ENPICOM Logo API Docs Python SDK Docs Events

enpi_api.examples.import_collections

Import clone collections

Examples on how to upload new clone collections from the uploaded files. Clone collections, which contain clones and sequences inside of them, are the primarly input for most of the applications and modules available in the ENPICOM-Platform. It's worth noting that the input files for clone collection must follow a set of rules and have to contain a number of mandatory columns. See documentation here for more details on this behavior.

Simple clone collection import

This example showcases the simples possible clone collection import configuration.

from enpi_api.l2.client.enpi_api_client import EnpiApiClient

"""This example assumes that the file referenced below exists and that its content matches the following structure:
Name,Organism,Sequence Count,Full Sequence Nucleotides,Receptor Nucleotides,CDR3 Nucleotides,CDR3 Amino Acids,V Call,J Call,Productive
Example collection,Homo sapiens,1,ATCG,ATCG,ATCG,ATCG,IGHV3-19*13,IGHJ4*21,true
Example collection,Homo sapiens,1,ATCG,ATCG,ATCG,ATCG,IGHV3-19,IGHJ4,false
...

"""
import_file_path = "/data/example/input_file.csv"


with EnpiApiClient() as enpi_client:
    """The simplest version of a new collection import. It will upload the file internally
    and then run an import job on that file, which results in a new collection being created"""

    new_collection_metadata = enpi_client.collection_api.create_collection_from_csv(
        import_file_path,  # Path to the input CSV file
    ).wait()

    # Metadata of the newly uploaded collection
    print(new_collection_metadata)

Import collection with manual reference setting

This example showcases how to manually specify a reference for the imported collection and explains when it's required.

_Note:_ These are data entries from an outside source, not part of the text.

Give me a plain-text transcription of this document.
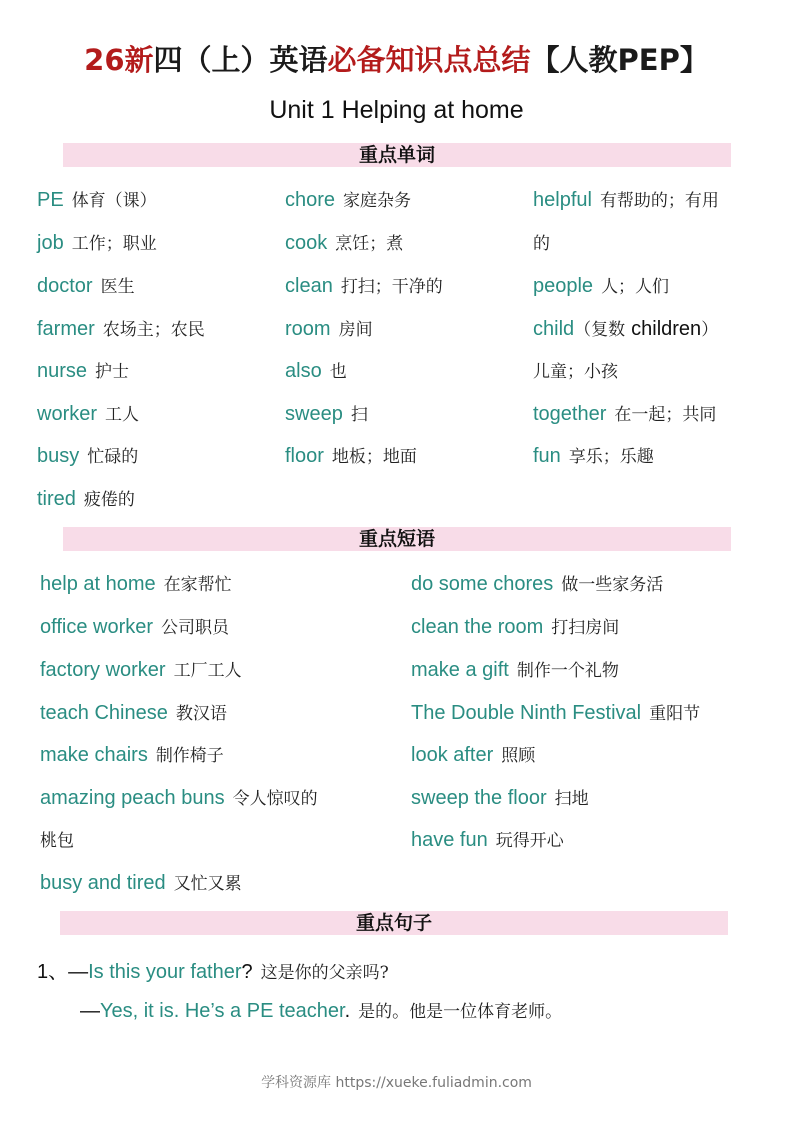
26新四（上）英语必备知识点总结【人教PEP】
Unit 1 Helping at home
重点单词
PE 体育（课）
job 工作；职业
doctor 医生
farmer 农场主；农民
nurse 护士
worker 工人
busy 忙碌的
tired 疲倦的
chore 家庭杂务
cook 烹饪；煮
clean 打扫；干净的
room 房间
also 也
sweep 扫
floor 地板；地面
helpful 有帮助的；有用
的
people 人；人们
child（复数 children）
儿童；小孩
together 在一起；共同
fun 享乐；乐趣
重点短语
help at home 在家帮忙
office worker 公司职员
factory worker 工厂工人
teach Chinese 教汉语
make chairs 制作椅子
amazing peach buns 令人惊叹的
桃包
busy and tired 又忙又累
do some chores 做一些家务活
clean the room 打扫房间
make a gift 制作一个礼物
The Double Ninth Festival 重阳节
look after 照顾
sweep the floor 扫地
have fun 玩得开心
重点句子
1、—Is this your father? 这是你的父亲吗?
—Yes, it is. He’s a PE teacher. 是的。他是一位体育老师。
学科资源库 https://xueke.fuliadmin.com
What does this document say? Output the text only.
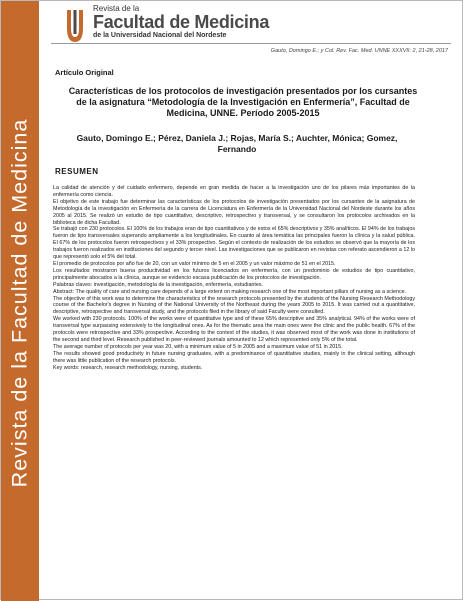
Revista de la Facultad de Medicina
Revista de la
Facultad de Medicina
de la Universidad Nacional del Nordeste
Gauto, Domingo E.; y Col. Rev. Fac. Med. UNNE XXXVII: 2, 21-28, 2017
Artículo Original
Características de los protocolos de investigación presentados por los cursantes de la asignatura “Metodología de la Investigación en Enfermería”, Facultad de Medicina, UNNE. Período 2005-2015
Gauto, Domingo E.; Pérez, Daniela J.; Rojas, María S.; Auchter, Mónica; Gomez, Fernando
RESUMEN

La calidad de atención y del cuidado enfermero, depende en gran medida de hacer a la investigación uno de los pilares más importantes de la enfermería como ciencia.

El objetivo de este trabajo fue determinar las características de los protocolos de investigación presentados por los cursantes de la asignatura de Metodología de la investigación en Enfermería de la carrera de Licenciatura en Enfermería de la Universidad Nacional del Nordeste durante los años 2005 al 2015. Se realizó un estudio de tipo cuantitativo, descriptivo, retrospectivo y transversal, y se consultaron los protocolos archivados en la biblioteca de dicha Facultad.

Se trabajó con 230 protocolos. El 100% de los trabajos eran de tipo cuantitativos y de estos el 65% descriptivos y 35% analíticos. El 94% de los trabajos fueron de tipo transversales superando ampliamente a los longitudinales. En cuanto al área temática las principales fueron la clínica y la salud pública. El 67% de los protocolos fueron retrospectivos y el 33% prospectivo. Según el contexto de realización de los estudios se observó que la mayoría de los trabajos fueron realizados en instituciones del segundo y tercer nivel. Las investigaciones que se publicaron en revistas con referato ascendieron a 12 lo que representó solo el 5% del total.

El promedio de protocolos por año fue de 20, con un valor mínimo de 5 en el 2005 y un valor máximo de 51 en el 2015.

Los resultados mostraron buena productividad en los futuros licenciados en enfermería, con un predominio de estudios de tipo cuantitativo, principalmente abocados a la clínica, aunque se evidencio escasa publicación de los protocolos de investigación.

Palabras claves: investigación, metodología de la investigación, enfermería, estudiantes.

Abstract: The quality of care and nursing care depends of a large extent on making research one of the most important pillars of nursing as a science.

The objective of this work was to determine the characteristics of the research protocols presented by the students of the Nursing Research Methodology course of the Bachelor's degree in Nursing of the National University of the Northeast during the years 2005 to 2015. It was carried out a quantitative, descriptive, retrospective and transversal study, and the protocols filed in the library of said Faculty were consulted.

We worked with 230 protocols. 100% of the works were of quantitative type and of these 65% descriptive and 35% analytical. 94% of the works were of transversal type surpassing extensively to the longitudinal ones. As for the thematic area the main ones were the clinic and the public health. 67% of the protocols were retrospective and 33% prospective. According to the context of the studies, it was observed most of the work was done in institutions of the second and third level. Research published in peer-reviewed journals amounted to 12 which represented only 5% of the total.

The average number of protocols per year was 20, with a minimum value of 5 in 2005 and a maximum value of 51 in 2015.

The results showed good productivity in future nursing graduates, with a predominance of quantitative studies, mainly in the clinical setting, although there was little publication of the research protocols.

Key words: research, research methodology, nursing, students.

from enpi_api.l2.client.enpi_api_client import EnpiApiClient

"""We are assuming that the file referenced below exists and that its content matches the following structure:

Name,Organism,Sequence Count,Full Sequence Nucleotides,Receptor Nucleotides,CDR3 Nucleotides,CDR3 Amino Acids,V Call,J Call,Productive
Example collection,Homo sapiens,1,ATCG,ATCG,ATCG,ATCG,IGHV3-19*13,IGHJ4*21,true
Example collection,Homo sapiens,1,ATCG,ATCG,ATCG,ATCG,IGHV3-19,IGHJ4,false
...

The reference revision below must also already exist in the ENPICOM Platform as either a
public one or one specific for your organization.
"""

import_file_path = "/data/example/input_file.csv"
reference_name = "ENPICOM Platform (MiLaboratories)"
species = "Homo sapiens"


with EnpiApiClient() as enpi_client:
    """An optional `reference_database_revision` param can be passed to `create_collection_from_csv` and its `_from_df`
    variant. This is used to specify a reference for the imported collection"""
    reference = enpi_client.reference_database_api.get_revision_by_name(
        name=reference_name,
        species=species,
    )

    new_collection_metadata = enpi_client.collection_api.create_collection_from_csv(
        import_file_path,  # Path to the input CSV file
        reference_database_revision=reference,  # A reference revision for the imported collection
    ).wait()

    print(new_collection_metadata)

    """If `reference_database_revision` parameter is not provided, import will check the `Organism` value present in
    the first line of the imported CSV file and based on its value will query the available references. If there is only one
    available, it will be picked for this collection and the import will continue. However, if there are more than one references
    available for a given organism, or there is none, import will fail. In such case a manual selection of reference is required,
    which was showcases above.

    new_collection_metadata = enpi_client.collection_api.create_collection_from_csv(
        import_file_path,  # Path to the input CSV file
        # No `reference_database_revision` specified
    ).wait()

    In practice, there is no downside to manual specification of the reference for all imported collections with
    `reference_database_revision` param - on contrary, it can prevent issues in the future if more references become
    available, which could cause the multiple-references-available error.
    """

Import clone collection with additional utils

This example showcases additional utilities that can be used for the collection import: metadata, column mapping, skiprows.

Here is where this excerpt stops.